The new rules of early-stage go to market (hint: there are no rules) l Build Mode

| News | January 08, 2026 | 1.28 Thousand views | 35:45

TL;DR

AI has eroded technical moats, making distribution the primary competitive advantage for startups; Paul Irving of GTM Fund argues founders must abandon generic B2B playbooks in favor of hyper-specific, creative go-to-market strategies targeting 1-2 unique channels where their exact customers congregate.

🎯 Distribution as the Final Moat 2 insights

Technical advantages have evaporated

AI tools have made building enterprise-ready products faster than ever, compressing innovation cycles from three-year leads to three-month leads, meaning distribution and GTM execution are now the only sustainable competitive advantages.

The spreadsheet playbook is dead

The traditional B2B SaaS formula—hiring two SDRs and two AEs at specific revenue milestones—is failing because every company now requires a unique GTM motion built around their specific buyers' behaviors rather than market generalities.

🎣 Hyper-Specific Channel Strategy 3 insights

Fish where your customers actually swim

Successful early-stage companies find 1-2 unconventional channels where their ICP congregates—such as Facebook groups for vertical software or industry-specific podcasts for HVAC owners—rather than defaulting to LinkedIn and cold email.

Provide value before the pitch

Instead of pitching software, offer immediate business value using granular data signals; for example, alerting a roofing company about a nearby home sale that included a $10,000 roof credit, complete with the realtor's contact information.

Depth over breadth in early stages

Founders should resist spreading resources across multiple channels; nailing one or two high-conviction motions (even if they seem unscalable like meme posting in Facebook groups) generates better returns than thin execution across five strategies.

🔗 Operationalizing Network Intelligence 2 insights

Specificity in operator matching

GTM Fund built an internal AI tool called XVAL that queries its network of 300+ operators from companies like OpenAI and Rippling to match founders with advisors who have solved the exact same problem at the exact same stage, rather than generic 'sales experts.'

Warm introductions compound value

In an era where VCs receive thousands of 'perfect' AI-generated cold inbounds, warm introductions create domino effects—such as the connection between Owner.com and former Shopify executive Kyle Norton that led to a critical CRO hire and accelerated growth.

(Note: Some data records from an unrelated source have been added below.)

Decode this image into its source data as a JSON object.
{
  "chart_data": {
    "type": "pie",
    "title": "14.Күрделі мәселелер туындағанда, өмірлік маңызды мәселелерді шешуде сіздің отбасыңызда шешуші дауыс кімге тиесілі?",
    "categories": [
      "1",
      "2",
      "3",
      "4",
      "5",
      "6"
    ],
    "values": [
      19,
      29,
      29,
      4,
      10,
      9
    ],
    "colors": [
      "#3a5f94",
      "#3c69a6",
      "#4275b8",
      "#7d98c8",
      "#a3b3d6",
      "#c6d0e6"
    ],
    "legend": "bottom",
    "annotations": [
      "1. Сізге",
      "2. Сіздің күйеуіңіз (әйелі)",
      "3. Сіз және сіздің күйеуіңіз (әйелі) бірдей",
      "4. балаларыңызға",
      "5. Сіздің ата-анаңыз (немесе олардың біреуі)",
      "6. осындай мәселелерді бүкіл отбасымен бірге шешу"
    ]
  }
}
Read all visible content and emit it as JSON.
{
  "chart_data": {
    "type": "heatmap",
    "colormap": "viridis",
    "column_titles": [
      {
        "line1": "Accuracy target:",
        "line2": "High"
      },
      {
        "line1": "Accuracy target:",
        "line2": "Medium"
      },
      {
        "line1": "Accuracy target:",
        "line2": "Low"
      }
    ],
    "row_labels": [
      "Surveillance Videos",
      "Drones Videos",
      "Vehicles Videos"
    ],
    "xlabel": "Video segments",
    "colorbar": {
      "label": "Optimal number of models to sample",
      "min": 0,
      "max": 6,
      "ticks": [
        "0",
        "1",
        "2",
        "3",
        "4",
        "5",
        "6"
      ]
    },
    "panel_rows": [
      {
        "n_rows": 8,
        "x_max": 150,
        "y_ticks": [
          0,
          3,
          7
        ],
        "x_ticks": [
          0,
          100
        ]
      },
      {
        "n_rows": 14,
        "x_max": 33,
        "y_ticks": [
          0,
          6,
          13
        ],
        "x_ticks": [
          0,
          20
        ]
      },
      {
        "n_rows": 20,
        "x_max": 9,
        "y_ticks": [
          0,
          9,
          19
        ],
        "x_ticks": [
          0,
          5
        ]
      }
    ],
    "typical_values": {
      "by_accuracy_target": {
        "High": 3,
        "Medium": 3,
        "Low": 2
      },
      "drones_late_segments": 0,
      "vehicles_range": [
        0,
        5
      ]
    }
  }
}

📈 Signals of Product-Market Fit 2 insights

Customers pull the roadmap forward

The strongest early indicator is when customers with 'hair on fire' problems not only buy immediately but actively provide feedback on future roadmap direction and demand rapid expansions deeper into their workflows.

Renewal velocity trumps deal size

While enterprise procurement remains slow, successful AI startups show unusually fast renewal and upsell cycles—even with only two or three customers—demonstrating that promised ROI is compounding quickly for early adopters.

Bottom Line

Identify the one or two unique channels where your specific customers actually spend time, then use granular data signals to provide immediate business value in your outreach rather than pitching your product, executing with singular focus rather than spreading resources across multiple strategies.